« Nous ne savons pas ce qui nous arrive et c’est précisément ce qui nous arrive » José Ortega y Gasset.

Dans la chaleur suffocante de ce début d’été, la France est triste. Elle constate, avec amertume, non seulement les effets du réchauffement climatique mais encore son déclassement comme nation ou/et au sein du pays. Tout lui semble morose : le palmarès des universités ou celui des élèves, les difficultés de son système de santé, l’inexorable montée des prix et la stagnation des salaires, le déclin de la culture, reléguée aux rayons des accessoires, la montée de la violence, de la délinquance, la mise en cause de la Police ou tout simplement la France supplantée par la Turquie comme médiatrice de la Guerre russo-ukrainienne ; sans évoquer la situation de son armée chassée du Mali, aux capacités opérationnelles réduites malgré son professionnalisme.

La démocratie n’est plus plébiscitée par les Français. La perte de la souveraineté monétaire ou la prééminence du droit communautaire, voire la tendance à la judiciarisation de la vie politique, l’État impotent et impécunieux donnent aux Français l’impression que le politique ne peut rien.

La France est la reine des sports collectifs : football, handball, volley. Mais elle s’est identifiée au coureur cycliste Thibaut Pinot qui, n’y arrivant pas dans le tour de France 2022, a résumé l’état d’esprit du moment : « Je n’apporte rien. Je suis mauvais ».  

La perspective d’être condamnés à vivre dans le ventre mou des nations ne réjouit pas les Français et la situation économique, sociale et surtout républicaine les exaspère. 

L’ Europe, ô combien nécessaire pour lutter contre l’inflation dans un climat de guerre, de pandémies ou de réchauffement climatique - tout ce que l’on ne peut maîtriser dans un seul pays - ne fait pas recette. Elle devient même le bouc émissaire des maux de la société. 

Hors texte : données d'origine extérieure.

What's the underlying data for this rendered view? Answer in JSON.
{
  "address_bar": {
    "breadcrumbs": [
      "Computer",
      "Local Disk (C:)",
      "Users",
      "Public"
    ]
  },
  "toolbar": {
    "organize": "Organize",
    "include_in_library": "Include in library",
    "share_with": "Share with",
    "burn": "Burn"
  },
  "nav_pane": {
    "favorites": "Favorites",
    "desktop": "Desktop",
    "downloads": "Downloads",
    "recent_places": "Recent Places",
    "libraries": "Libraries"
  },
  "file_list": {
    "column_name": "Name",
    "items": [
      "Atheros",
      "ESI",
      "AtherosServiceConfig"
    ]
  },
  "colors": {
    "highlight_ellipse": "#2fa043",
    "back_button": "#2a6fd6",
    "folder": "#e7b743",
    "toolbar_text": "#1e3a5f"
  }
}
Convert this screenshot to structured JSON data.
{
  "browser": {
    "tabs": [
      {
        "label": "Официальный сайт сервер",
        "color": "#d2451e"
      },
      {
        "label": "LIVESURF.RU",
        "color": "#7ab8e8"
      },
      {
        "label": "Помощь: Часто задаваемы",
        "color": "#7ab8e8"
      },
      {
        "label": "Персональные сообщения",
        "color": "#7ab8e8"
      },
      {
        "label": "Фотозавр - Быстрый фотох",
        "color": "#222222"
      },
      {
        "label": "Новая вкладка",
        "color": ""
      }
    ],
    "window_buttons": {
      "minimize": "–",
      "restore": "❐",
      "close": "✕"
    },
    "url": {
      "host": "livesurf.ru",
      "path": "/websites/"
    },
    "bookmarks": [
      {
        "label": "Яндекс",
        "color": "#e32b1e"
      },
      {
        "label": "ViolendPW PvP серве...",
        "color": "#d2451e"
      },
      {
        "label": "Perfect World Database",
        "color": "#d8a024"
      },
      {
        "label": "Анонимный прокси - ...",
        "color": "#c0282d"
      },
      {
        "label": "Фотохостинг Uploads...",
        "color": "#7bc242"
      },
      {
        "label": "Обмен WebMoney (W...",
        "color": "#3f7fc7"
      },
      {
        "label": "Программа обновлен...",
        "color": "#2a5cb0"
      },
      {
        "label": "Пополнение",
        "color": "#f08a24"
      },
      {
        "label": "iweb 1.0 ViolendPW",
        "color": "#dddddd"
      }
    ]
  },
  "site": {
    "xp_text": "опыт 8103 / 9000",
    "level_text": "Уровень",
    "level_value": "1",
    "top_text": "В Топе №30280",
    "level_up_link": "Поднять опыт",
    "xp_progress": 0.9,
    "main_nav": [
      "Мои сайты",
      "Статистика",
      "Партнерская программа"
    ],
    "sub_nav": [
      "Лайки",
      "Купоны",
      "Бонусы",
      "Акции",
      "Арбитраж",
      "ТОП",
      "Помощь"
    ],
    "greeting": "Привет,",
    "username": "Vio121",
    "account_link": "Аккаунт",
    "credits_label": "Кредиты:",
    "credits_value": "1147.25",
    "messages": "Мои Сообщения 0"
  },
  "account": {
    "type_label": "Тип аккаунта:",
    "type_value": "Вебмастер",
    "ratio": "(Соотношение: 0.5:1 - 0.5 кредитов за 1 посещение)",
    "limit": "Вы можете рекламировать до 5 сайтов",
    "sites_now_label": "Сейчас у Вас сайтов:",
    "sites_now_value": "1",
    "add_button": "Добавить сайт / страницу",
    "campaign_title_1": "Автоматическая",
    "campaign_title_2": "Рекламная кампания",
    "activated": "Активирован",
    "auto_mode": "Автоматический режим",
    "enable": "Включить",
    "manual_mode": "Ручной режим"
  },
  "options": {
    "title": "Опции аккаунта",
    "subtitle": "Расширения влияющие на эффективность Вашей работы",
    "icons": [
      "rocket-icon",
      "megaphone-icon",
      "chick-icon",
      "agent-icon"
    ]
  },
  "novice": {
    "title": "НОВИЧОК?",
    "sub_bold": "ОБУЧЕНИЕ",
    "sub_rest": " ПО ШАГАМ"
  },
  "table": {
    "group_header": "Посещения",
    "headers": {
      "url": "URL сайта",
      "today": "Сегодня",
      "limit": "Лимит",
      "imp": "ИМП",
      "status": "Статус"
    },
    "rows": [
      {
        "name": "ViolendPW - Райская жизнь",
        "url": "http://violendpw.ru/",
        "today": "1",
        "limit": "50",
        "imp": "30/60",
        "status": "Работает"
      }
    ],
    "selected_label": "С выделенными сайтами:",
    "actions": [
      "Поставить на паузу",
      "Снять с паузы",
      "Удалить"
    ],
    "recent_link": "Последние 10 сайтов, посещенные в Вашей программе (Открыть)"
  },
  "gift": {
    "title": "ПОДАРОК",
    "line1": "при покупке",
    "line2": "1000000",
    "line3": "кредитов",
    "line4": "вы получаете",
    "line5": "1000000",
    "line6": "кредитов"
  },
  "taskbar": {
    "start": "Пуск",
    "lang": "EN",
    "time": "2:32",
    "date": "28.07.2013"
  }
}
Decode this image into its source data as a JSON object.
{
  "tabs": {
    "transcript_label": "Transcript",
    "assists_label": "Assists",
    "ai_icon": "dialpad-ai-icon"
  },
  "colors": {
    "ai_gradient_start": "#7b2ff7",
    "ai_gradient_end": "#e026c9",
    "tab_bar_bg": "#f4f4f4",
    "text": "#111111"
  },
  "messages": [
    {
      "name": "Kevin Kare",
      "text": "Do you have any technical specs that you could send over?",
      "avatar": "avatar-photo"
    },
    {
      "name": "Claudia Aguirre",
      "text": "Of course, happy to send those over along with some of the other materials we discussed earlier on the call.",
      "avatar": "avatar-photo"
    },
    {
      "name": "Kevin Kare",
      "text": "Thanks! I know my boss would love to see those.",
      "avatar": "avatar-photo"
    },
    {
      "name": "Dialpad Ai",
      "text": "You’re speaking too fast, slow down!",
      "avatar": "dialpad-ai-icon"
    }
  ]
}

La France vit mal un étrange paradoxe. Elle n’a jamais été aussi riche : son PIB a atteint 2355 md€ en 2019 contre 453 md€ en 1980 ou 1485 md€ en 2000. Et pourtant, le rang de la France glisse graduellement. En 2021, la France est le 7ème pays au monde derrière les États-Unis, la Chine, le Japon, l’Allemagne et à des niveaux proches du Royaume-Uni et de l’Inde ... Le PIB français représente 3,1% du PIB mondial contre 6,1% en 1980 et 4% en 2000. 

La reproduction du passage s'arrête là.